I ringraziamenti di re Carlo III

Serenità che il re ha trasmesso ieri in un messaggio di ringraziamento a chi, fra i medici e i paramedici, si è preso cura di lui, a chi gli è stato vicino e per l’abbraccio della nazione, che ha avvertito su di sé come una coperta calda.

Conscio di aver praticato uno strappo nell’abbottonatissima etichetta della Royal Family rivelando, se pur in termini vaghi, di avere un tumore, Carlo se ne mostra comunque soddisfatto: “È ugualmente rincuorante – ha scritto nel suo messaggio dopo aver elogiato l’impegno di chi lo ha curato e dopo aver ringraziato la gente per il ‘supporto e gli auguri’- di sentire ora come il condividere la mia diagnosi abbia aiutato a promuovere comprensione fra la gente e a gettare luce sul lavoro di tutte quelle organizzazioni che sostengono i pazienti che hanno il cancro e le loro famiglie attraverso il Regno Unito e in tutto il mondo”.
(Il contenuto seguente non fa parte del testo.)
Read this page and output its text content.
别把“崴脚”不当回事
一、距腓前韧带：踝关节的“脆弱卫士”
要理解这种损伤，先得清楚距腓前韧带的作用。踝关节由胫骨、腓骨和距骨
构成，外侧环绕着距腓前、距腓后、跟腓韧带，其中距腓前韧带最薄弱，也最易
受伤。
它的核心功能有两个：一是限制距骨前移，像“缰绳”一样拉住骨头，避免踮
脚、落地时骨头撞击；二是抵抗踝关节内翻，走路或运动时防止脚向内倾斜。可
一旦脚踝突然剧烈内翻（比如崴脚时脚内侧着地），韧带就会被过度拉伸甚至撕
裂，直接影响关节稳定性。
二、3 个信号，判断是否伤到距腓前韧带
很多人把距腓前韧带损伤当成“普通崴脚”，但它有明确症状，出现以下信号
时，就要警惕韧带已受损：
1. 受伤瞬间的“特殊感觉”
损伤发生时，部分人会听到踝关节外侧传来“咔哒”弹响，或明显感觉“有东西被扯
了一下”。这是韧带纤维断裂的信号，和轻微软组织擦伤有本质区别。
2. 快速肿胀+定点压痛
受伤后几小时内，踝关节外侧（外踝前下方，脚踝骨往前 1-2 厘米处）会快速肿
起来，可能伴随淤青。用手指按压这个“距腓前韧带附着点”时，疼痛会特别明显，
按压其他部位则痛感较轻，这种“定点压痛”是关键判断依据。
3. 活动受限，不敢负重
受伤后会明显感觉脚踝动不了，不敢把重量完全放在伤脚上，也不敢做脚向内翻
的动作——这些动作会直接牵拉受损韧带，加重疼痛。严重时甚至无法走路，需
Re Carlo e la regina Camilla a Sandringham

Un’empatia che gli ha toccato il cuore: “L’ammirazione che ho nutrito per tutta la vita per la loro instancabile attenzione e dedizione è ancora più grande grazie alla mia esperienza personale”, ha aggiunto il re, che è stato salutato dall’affetto di un centinaio di curiosi e di sudditi, sebbene non autorizzati a entrare nel terreno di Sandringham, nella contea orientale di Norfolk, prima di Pasqua.

Niente impegni istituzionali e pubblici per re Carlo III

Per ora ci si aspetta che re Carlo si astenga da qualunque impegno istituzionale e pubblico, con una ripartizione del carico fra il figlio ed erede al trono William, che gestisce l’agenda degli appuntamenti da Windsor, pure lui senza il supporto della consorte, e la moglie Camilla. Quest’ultima dalla cattedrale di Salisbury, nel sud dell’Inghilterra, ha ringraziato il Paese per l’affetto “molto confortante” dimostrato al marito e alla famiglia reale, sottolineando come il consorte stesse “bene, date le circostanze”.